Taneira used this time to realign its strategy of connecting with customers. Thus, during 2021-22, which braved the second Covid wave in its first quarter — the dreadful Delta — and saw the third wave creep into its fourth quarter, sales at Titan’s Indian dress wear division grew by 55 per cent.
Narayan, the CEO, attributes this growth to initiatives that included staying close to the customer through e-commerce. “We really drove e-commerce out and reached out to our customers through video calling and try-at-home activities,” he said.

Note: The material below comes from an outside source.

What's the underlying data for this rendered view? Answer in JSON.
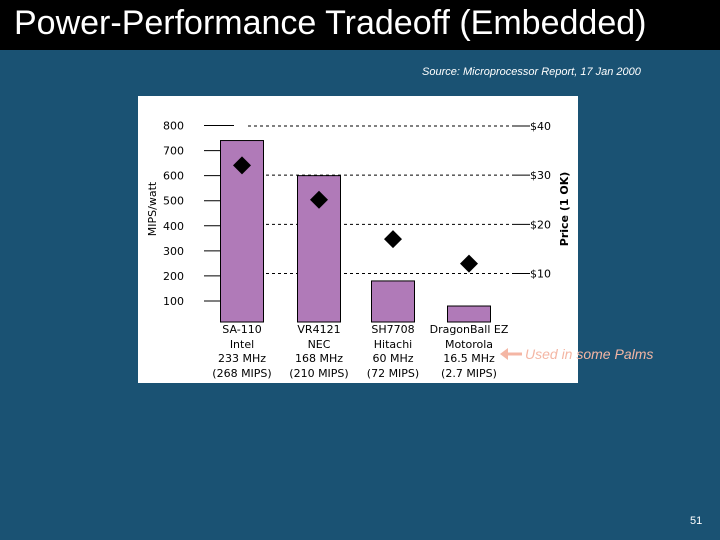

As consumer sentiment started to improve, Taneira already had two collections ready — wedding weave and the summer collection — which boosted sales. During 2021-22, it also increased its store count to 20 by adding six more. During the fourth quarter, Taneira sales rose 4 per cent.
Today, there are 27 Taneira stores in 11 cities across India. It plans to expand to Tier 1 and Tier 2 cities in the first phase and then to Tier 3 in the second phase of its store expansion.
However, Vishal Gutka, vice-president of research (consumer and retail sector) at Phillip Capital, said: “Taneira follows the same principle Titan used for Tanishq, where it entered an unorganised category and expanded it. But it is still early days to gauge how Taneira will pan out. Also, the company needs to give more clarity on the unit economics of each store.”
Weaving an expansion plan Titan’s annual report talks of a robust expansion plan for Taneira this financial year: “We plan to grow at an exponential rate and make our store count around 60 by the end of the current fiscal year and open overseas stores in markets having an Indian diaspora such as the US.” It adds that Taneira will become a more significant contributor to the overall revenue of Titan in the medium term.
At the heart of this grand ambition lies the humble weaver. Taneira now has close to 1,200 dedicated looms and has a programme called Weaver Shala to support them with technical expertise and in modernising their facilities. It has introduced frame looms along with basic workspace facilities for the weavers in collaboration with the localised weaver-led organisations.
The brand has closely worked with the weavers in Varanasi, Uttar Pradesh, and Champa, Chhattisgarh, and aims to take Weaver Shala to other parts of the country.
Taneira leverages Tanishq’s brand strength; mannequins at Tanishq stores, for instance, are dressed in Taneira sarees.
However, Narayan said Taneira and Tanishq will not be sold under the same roof because Titan wants to establish Taneira as a distinct brand in its own right.